The end of the year is a natural time to send a new rate card or price increase. It’s also a great time to sell work in advance, giving people a chance to “lock in” 2019 prices if they book and pay part or all of the fee in advance.

Portfolio Review

If you’re a buyer on LandscapeHub, chances are that your portfolio showcases your designs. If you’re a supplier, you still have a portfolio: it’s just more of a catalog or pictures of the plants you sell.

Buyers, ask yourselves: Does my portfolio showcase the services I want to sell? For example, if you’ve pivoted toward container subscriptions but all of your photos are of large landscapes (or vice versa) it’s time for an overhaul. Does my portfolio have current pictures?  Are they colorful, high resolution, bright, inviting? Or are they obviously scans of old printed photos?

Suppliers, ask yourselves: Do your catalog or availability pictures showcase the sizes of plants you want to sell or are there images of sizes you no longer carry?Are the pictures in focus, brightly colored, and crisp? Do you have pictures taken at your location or are they obviously from a different source? (Showing some of your location helps build trust that what you’re selling actually comes from you.)If you only showcase some of the items you sell due to space constraints or costs, are you showcasing your high-value, or high-volume items?

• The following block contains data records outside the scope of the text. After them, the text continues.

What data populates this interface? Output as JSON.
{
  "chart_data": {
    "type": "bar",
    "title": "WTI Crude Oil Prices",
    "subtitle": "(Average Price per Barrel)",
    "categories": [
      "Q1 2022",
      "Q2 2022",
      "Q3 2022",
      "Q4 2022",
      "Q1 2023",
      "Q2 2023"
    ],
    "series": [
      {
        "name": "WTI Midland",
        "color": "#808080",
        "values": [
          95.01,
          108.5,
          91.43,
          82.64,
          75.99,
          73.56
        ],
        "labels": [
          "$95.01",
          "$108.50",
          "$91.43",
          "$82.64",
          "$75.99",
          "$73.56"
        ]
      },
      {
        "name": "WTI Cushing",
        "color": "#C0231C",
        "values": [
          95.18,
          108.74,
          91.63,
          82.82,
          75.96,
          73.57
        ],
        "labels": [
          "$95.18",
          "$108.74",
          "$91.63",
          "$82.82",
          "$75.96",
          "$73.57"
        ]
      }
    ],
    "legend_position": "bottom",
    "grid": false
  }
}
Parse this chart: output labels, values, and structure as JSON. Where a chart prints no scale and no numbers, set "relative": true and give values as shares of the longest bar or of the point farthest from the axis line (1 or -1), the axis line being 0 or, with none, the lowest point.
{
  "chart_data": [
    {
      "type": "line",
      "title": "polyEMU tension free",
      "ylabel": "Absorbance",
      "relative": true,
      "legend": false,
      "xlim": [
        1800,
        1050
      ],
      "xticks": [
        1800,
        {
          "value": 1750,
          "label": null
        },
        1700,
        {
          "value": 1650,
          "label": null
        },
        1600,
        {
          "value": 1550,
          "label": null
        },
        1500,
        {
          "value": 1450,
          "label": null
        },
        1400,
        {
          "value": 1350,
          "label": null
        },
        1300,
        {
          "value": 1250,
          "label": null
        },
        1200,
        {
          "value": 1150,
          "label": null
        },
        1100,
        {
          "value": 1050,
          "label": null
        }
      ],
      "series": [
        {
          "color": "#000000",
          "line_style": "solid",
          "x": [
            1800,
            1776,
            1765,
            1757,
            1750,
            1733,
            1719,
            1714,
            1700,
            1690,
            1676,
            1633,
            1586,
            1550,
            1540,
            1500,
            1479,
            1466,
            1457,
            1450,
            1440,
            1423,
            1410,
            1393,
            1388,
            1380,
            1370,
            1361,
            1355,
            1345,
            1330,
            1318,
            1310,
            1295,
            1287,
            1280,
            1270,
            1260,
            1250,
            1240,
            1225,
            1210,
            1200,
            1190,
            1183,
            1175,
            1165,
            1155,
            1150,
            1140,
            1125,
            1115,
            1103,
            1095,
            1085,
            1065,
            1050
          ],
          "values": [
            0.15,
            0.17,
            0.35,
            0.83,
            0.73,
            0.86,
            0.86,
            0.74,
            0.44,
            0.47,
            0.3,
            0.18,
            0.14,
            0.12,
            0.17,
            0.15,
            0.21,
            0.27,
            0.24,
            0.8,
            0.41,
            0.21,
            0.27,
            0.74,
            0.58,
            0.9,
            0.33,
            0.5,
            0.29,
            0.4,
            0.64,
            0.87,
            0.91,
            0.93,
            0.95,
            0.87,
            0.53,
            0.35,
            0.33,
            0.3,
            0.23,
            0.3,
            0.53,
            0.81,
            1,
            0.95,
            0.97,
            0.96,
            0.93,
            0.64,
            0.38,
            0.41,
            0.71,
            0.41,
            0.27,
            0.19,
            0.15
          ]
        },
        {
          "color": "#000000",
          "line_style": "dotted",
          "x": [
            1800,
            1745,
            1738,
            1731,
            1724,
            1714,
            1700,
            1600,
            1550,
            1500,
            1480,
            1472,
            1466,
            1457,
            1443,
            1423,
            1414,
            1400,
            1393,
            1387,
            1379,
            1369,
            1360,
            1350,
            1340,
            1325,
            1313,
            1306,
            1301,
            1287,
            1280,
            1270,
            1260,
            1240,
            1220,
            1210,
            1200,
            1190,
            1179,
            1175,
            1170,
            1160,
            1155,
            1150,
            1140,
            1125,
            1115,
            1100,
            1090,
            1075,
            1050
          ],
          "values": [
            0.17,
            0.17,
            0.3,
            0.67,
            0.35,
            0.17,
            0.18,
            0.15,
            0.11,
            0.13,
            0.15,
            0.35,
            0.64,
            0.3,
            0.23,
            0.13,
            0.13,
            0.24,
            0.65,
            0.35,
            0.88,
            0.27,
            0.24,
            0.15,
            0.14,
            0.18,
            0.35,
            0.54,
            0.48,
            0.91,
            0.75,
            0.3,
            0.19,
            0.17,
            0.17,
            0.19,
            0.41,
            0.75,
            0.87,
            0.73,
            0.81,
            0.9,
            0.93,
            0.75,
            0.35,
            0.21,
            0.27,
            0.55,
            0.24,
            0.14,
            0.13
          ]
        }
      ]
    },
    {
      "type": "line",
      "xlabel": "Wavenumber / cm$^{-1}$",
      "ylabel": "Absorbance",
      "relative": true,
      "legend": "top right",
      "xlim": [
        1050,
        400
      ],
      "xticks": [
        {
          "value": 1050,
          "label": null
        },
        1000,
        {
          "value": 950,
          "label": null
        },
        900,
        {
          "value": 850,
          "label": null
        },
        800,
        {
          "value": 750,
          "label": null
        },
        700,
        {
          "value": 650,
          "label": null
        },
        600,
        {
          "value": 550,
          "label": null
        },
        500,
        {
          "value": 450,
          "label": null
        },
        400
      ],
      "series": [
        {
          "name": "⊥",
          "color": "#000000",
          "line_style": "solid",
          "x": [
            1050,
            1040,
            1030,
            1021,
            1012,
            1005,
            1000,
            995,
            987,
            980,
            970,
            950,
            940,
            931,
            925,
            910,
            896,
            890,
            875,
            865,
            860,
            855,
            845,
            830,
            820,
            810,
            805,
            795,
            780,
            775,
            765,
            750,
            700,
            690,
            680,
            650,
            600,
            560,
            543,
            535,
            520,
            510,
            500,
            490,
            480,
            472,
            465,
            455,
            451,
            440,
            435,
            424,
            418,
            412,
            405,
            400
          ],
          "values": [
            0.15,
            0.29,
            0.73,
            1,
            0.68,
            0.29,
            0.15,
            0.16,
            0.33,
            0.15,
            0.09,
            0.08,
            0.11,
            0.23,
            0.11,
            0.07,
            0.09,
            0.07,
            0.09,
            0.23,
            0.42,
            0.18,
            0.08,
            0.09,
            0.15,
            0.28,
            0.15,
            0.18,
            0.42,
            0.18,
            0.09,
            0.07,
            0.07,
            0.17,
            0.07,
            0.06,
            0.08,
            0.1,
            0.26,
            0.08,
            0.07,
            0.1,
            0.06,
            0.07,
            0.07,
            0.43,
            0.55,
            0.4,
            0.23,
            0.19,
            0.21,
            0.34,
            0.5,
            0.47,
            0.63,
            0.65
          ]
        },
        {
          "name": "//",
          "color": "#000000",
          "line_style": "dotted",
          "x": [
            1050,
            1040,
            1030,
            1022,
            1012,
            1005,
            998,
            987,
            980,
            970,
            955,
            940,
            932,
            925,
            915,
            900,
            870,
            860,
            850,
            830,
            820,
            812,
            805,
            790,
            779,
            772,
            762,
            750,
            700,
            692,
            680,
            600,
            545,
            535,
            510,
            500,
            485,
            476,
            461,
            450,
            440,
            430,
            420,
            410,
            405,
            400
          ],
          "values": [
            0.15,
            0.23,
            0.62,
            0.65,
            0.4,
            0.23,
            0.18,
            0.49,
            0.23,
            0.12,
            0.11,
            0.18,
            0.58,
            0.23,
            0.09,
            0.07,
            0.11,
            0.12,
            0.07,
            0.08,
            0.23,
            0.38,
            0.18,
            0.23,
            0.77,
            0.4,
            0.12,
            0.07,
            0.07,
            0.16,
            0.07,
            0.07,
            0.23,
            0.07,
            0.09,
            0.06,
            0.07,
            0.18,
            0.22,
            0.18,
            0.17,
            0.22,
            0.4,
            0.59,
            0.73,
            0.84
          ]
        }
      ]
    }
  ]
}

In our industry, pictures do the talking far more than words, so make sure your pictures are working for you. If they’re not, update them.

Review of Growth Goals

Do you ever look around, think about your work, and say to yourself, “How did I get here?” You could be completely happy with the way your business has grown. Or, maybe, you feel like you want to be doing something else.

Whether you’re happy with how your business has evolved or you want to grow in a new direction, taking time to thoughtfully evaluate where you are, how you got there, and where you want to be next year or in five years will let you continue to stay on a personally and financially fulfilling path.

Ask yourself these questions:

For which products and services do I receive the most referrals?

Which products and services that I offer lead to the most repeat business?

Of the first two, which products and services do I most enjoy producing? Which products and services that I enjoy producing have the highest ROI? (You’ll want to shift your sales focus to those — the ones you enjoy that actually make you money.)

Which products and services do I need to stop offering or producing?

Which ones are high input and low reward?

Which ones irritate you (and upping the price won’t help)?

Which ones could be better offered by other providers?

Asking these questions will help you narrow your focus and deliver superior products and services. By focusing, you’ll become the “go to” provider for products and services that make you money and make you happy. Rather than letting your business blow wherever the wind takes you, spend a few minutes charting your course for the year ahead. Then, in 2020, make sure your hand is on the wheel, guiding the ship on your intended path.